The resources table itself is yours — drop it manually if you are decommissioning the database, or keep it for forensic queries.

Troubleshooting

helm install fails with postgresql.host is required. You ran the apiserver chart without supplying connection details. Set storage.postgresql in .arkrc.yaml (the CLI passes these through) or use --set postgresql.host=… --set postgresql.user=… --set postgresql.passwordSecretName=… for raw helm.

ark install fails with missing 'storage.postgresql' block. You set storage.backend: postgresql in .arkrc.yaml but didn’t add the storage.postgresql block, or it’s missing host/user/passwordSecretName. Fill in the required fields.

Apiserver pod is CreateContainerConfigError. The pod is referencing a secret that doesn’t exist. Confirm the secret named in postgresql.passwordSecretName exists in the same namespace as the release.

Apiserver crashes with failed to connect to database: dial tcp … connect: connection refused. The host/port is wrong, the database isn’t up yet, or a NetworkPolicy is blocking egress. The pod will restart and retry.

Apiserver logs error retrieving resource lock.

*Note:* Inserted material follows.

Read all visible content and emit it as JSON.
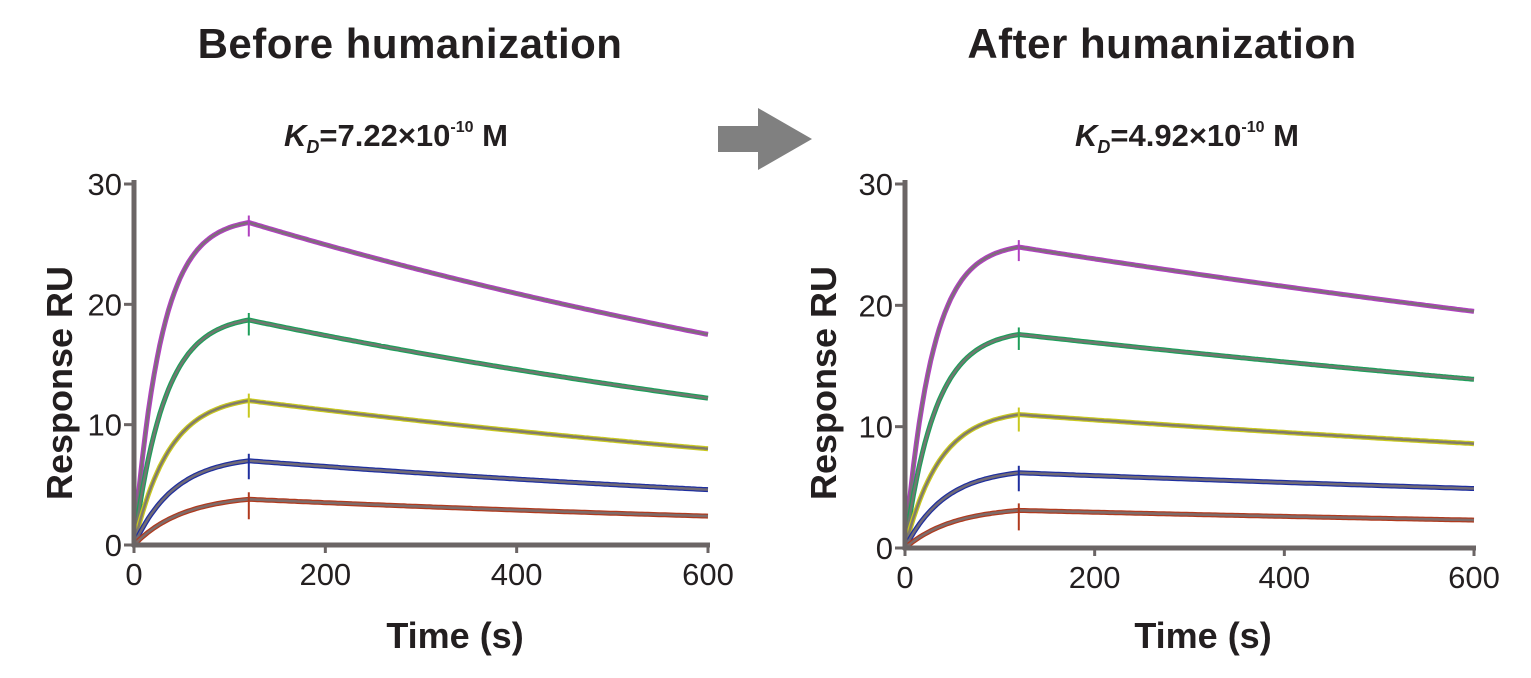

Leader election can’t reach the Kubernetes API. Usually a transient startup issue; if it persists, check the ServiceAccount, RBAC bindings, and any egress restrictions.

APIService stuck at False (FailedDiscoveryCheck). The aggregator can’t reach the apiserver Service. Check kubectl get svc -n ark-system ark-apiserver, verify pods are 1/1, and confirm no NetworkPolicy blocks port 6443 from the kube-apiserver.

kubectl get agents returns “the server doesn’t have a resource type …”. The APIService is not registered or not Available. Look at kubectl get apiservice v1alpha1.ark.mckinsey.com -o yaml.

Resources don’t appear after kubectl apply, but no error. Check kubectl get events -A. Confirm the apiserver pod is running and the replication slot exists in Postgres (SELECT slot_name, active, wal_status FROM pg_replication_slots).